After passing 3 Steps of suggestions I finally got in to the amazing world of Twitter. Tutorials on to how to use the web site are no longer available. Now, you are on your own with an empty, unfriendly “Welcome” screen and tweets of your new superstar “friends”.
However, Twitter does motivate you to create your first tweet, which is great (Homer should know that I’m here and ready to talk). It includes a prewritten message and even a hashtag #myfirstTweet. You can even check the effectiveness of this approach by searching for this hashtag.
Epic failure occurred when I discovered that I’m being followed by 4 accounts. How is this possible for a brand new user? I later learned that these were fake accounts that use photos of stunningly beautiful girls as profile pictures… Sure, Twitter does this based on their analysis of tons of data on user behavior. This might help them reduce churn, but I’m sure there are more ethical tactics to accomplish this.
Without a doubt, the new flow looks more effective for Twitter’s shareholders (the company still does not earn a cent)… Putting people in front of big brands and hanging onto them longer will provide a nice background to launch new advertising schemes. This will totally destroy the communication platform that is so loved by millions of internet users. To me, the previous version was more user-focused, with tutorials and how-to’s, instead of forcing you to follow 50+ pre-selected accounts.
In conclusion, I would like to share my top 5 suggestions, which you can implement today in your own onboarding process, thereby increasing the conversion rate of your service.
Create a Welcome screen
Clearly show your honest feeling after a new user joined your family. Personally, I like to see the CEO’s photo on it. Make them feel like they are friends of your friends you’ve never met, but are welcoming them into your house on Thanksgiving Day.
Add one sentence to the sign-up screen which will describe the main value users will get after registering with your service. Think about how users will describe this value in language that they normally use.
Give users instruments to pass your onboarding as quickly as possible – avoid long lists, “too many” clicks.
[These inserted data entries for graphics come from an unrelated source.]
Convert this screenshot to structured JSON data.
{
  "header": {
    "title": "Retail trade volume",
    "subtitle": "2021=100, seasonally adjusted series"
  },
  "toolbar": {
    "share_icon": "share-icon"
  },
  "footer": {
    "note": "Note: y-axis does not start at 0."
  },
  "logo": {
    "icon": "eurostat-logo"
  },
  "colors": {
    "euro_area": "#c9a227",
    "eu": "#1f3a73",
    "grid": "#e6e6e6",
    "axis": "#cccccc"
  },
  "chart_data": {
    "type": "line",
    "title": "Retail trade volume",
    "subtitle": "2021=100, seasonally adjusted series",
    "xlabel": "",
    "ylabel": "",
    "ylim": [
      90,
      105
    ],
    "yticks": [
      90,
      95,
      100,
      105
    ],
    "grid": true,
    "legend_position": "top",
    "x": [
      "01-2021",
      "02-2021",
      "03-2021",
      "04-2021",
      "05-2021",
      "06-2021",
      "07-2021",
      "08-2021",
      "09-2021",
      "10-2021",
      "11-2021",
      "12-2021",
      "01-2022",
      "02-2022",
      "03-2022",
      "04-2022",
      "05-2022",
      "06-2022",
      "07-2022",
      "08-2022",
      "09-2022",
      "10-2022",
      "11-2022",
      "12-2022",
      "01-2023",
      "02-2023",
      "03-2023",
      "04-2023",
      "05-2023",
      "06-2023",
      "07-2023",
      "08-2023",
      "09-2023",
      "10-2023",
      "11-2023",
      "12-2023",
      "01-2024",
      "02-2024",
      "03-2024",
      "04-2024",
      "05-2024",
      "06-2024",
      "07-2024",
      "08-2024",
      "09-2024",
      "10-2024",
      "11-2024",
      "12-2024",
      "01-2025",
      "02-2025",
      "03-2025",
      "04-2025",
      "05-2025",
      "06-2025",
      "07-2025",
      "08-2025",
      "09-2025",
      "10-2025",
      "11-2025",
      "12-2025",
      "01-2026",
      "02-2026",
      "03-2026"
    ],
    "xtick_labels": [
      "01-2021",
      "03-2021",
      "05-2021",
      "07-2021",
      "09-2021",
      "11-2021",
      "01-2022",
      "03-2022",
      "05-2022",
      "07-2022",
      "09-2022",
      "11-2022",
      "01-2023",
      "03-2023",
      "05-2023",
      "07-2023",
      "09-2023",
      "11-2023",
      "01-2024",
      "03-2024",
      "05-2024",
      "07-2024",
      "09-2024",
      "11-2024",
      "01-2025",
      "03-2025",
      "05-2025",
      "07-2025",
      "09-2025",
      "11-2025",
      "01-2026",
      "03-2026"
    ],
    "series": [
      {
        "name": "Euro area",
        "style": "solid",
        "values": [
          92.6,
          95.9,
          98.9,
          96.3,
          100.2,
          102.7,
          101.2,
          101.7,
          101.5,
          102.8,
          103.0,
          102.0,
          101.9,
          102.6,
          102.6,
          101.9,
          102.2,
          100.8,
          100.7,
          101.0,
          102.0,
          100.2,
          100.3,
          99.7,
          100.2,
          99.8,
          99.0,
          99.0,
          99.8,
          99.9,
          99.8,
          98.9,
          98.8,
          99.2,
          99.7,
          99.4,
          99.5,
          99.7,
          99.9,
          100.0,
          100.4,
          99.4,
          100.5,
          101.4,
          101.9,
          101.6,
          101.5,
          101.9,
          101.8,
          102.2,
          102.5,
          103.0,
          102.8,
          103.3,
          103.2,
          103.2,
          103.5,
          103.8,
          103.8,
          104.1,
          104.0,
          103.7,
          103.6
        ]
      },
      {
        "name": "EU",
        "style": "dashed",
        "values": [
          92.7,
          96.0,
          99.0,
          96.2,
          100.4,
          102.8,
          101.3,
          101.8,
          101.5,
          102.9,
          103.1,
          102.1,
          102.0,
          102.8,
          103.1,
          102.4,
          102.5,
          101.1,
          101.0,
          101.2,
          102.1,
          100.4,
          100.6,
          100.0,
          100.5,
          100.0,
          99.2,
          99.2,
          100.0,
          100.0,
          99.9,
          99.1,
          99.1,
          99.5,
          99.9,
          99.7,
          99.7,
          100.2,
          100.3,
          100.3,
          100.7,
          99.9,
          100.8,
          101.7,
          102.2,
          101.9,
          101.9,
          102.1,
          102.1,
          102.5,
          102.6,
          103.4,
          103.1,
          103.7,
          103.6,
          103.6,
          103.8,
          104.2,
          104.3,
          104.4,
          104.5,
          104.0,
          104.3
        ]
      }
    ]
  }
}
Use searches, and/or synchronize with social accounts, instead.
Be data driven
Sure, Twitter did a lot of analysis of their user data before designing a new onboarding flow, and so do you. Analyze data from power users. Try to understand why they have remained for so long and then use this information. I recommend Kissmetrics and ClickTale for your data collection.
Show value ASAP
This is the onboarding mantra, think of the value and show it… Refer to prewritten tweets and hashtags… that is a good start – but you need to think more deeply: What do your premium users expect from the service, and give that to new users as quickly as possible.